The coding challenges did not exhibit any need to used data structures (trees, graphs, hashtables, hashmaps, linked lists etc.). It is not clear what content has prepared the students for these coding challenges and can simply related to some other latent variable. One possible alternative conclusion can be that success in Algorithms and complexity course is more representative than success in Data structures and algorithms course --- because students have more exposure to the concept of time complexity and also receive training on code challenges.
Emotional state was measured.
> We believe that there could be a cause-effect relation between sadness and the coding challenge performance, because from the participants who felt sometimes or often sad in the past four weeks, nobody came up with a correct solution to coding challenge 3.
Are there sad because they are not doing well in school? Or because they were incidentally not having a good day, recently experienced a stressful event, or maybe they were just tired [Fucci 2018]. Is this a residual effect or ephemeral effect?
In short, it is not clear how well connected or justified any of these characteristics are to the 3 coding challenges and larger research question being studied.

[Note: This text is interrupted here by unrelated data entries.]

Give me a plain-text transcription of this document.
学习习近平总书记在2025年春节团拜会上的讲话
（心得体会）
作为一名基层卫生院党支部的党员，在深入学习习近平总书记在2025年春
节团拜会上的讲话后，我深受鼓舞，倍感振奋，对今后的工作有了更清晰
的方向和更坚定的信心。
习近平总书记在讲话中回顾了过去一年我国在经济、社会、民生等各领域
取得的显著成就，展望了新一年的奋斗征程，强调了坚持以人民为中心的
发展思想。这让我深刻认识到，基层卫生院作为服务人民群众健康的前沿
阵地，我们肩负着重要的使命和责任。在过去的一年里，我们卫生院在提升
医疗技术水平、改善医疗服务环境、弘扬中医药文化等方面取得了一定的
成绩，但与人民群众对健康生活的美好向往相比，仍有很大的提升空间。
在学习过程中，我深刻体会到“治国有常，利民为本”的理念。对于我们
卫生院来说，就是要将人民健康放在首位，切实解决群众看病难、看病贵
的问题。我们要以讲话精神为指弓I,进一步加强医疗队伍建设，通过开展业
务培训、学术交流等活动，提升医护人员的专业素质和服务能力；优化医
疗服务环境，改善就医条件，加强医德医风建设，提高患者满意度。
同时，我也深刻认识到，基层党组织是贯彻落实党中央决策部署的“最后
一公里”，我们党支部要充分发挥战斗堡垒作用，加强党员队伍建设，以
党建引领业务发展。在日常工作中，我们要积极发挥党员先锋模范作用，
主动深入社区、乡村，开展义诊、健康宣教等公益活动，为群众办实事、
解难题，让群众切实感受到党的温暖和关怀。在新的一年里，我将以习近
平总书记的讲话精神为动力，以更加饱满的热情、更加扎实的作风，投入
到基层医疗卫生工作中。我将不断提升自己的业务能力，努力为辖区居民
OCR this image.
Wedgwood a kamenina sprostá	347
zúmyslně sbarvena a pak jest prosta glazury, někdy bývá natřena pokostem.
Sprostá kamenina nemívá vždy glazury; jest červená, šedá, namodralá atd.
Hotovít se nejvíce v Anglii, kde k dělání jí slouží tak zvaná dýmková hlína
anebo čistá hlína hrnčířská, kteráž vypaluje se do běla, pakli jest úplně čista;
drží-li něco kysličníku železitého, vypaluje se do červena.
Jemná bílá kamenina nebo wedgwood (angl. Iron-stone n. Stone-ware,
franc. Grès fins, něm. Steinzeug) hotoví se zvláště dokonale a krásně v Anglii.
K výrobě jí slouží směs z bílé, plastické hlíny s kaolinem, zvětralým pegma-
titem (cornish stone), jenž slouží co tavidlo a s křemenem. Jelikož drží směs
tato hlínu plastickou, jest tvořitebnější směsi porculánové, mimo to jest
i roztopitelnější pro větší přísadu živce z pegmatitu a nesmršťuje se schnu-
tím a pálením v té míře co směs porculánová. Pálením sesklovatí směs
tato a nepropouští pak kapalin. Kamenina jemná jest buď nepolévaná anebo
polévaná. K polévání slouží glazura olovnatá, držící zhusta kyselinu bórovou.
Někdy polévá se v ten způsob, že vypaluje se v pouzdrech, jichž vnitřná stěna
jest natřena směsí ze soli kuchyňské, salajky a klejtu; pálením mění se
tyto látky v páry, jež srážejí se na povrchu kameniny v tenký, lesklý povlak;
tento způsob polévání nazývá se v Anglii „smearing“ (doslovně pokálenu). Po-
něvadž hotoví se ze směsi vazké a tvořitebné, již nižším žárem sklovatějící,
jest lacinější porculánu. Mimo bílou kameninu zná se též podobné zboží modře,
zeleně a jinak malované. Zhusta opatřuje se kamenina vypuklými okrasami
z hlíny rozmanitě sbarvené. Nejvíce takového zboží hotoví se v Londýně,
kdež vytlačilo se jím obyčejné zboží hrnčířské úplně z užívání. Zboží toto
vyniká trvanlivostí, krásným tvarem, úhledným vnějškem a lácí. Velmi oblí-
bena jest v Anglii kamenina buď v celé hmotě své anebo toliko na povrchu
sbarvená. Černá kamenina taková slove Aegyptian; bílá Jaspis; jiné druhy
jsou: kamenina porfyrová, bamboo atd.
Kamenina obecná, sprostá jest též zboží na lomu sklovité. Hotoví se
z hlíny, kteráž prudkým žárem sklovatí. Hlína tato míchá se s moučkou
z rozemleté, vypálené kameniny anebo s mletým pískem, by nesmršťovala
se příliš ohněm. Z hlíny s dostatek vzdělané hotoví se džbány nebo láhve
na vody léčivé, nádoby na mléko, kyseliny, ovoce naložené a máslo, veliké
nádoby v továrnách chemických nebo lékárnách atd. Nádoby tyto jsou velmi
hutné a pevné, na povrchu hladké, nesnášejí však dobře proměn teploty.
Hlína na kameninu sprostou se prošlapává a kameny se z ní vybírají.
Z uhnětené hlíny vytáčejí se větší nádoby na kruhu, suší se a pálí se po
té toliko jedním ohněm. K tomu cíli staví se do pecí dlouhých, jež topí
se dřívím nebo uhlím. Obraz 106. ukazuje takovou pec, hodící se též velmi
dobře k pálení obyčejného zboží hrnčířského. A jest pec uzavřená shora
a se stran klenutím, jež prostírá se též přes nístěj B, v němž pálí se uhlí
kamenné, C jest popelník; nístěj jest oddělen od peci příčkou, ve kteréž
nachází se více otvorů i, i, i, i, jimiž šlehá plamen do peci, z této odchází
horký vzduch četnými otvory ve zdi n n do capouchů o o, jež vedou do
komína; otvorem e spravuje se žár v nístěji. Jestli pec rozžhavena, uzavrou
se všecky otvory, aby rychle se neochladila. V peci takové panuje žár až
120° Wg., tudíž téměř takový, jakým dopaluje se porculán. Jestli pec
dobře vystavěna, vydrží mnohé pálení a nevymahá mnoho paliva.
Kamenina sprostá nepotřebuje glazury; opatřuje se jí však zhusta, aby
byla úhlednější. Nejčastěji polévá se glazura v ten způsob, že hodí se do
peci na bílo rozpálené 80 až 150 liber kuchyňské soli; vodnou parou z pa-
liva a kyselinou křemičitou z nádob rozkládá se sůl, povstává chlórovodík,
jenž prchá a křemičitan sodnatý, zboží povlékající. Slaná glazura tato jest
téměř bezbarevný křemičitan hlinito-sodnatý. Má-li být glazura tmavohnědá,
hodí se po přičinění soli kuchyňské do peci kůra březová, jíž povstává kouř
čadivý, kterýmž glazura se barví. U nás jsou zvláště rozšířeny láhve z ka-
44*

Why are other factors such as sleep, word problem comprehension, typing speed, Java experience, interview experience, also not investigated?
It is not clear we have the appropriate elements for building a theory.
[Fucci 2018] Need for Sleep: the Impact of a Night of Sleep Deprivation on Novice Developers’ Performance
### Clarifications/Minor
* Explain conscientiousness. What is this. What is the significance and implications of this personality trait. What is the natural frequency of this trait in human populations.
* Do they have the same examiner in Data structures course?
Line: 202 "ideal employable age" sounds like a lawsuit in waiting. Rephrase.
Line 250: How did you made sure that the pilot candidate is a good representative of their whole candidate population?
Line 252: How did you verify candidates were expressing time pressure?
Line 366: Redundant word “found”
Line 379: What are those strong reasons?
Line 611: Did they want to say “junior” instead of “senior”?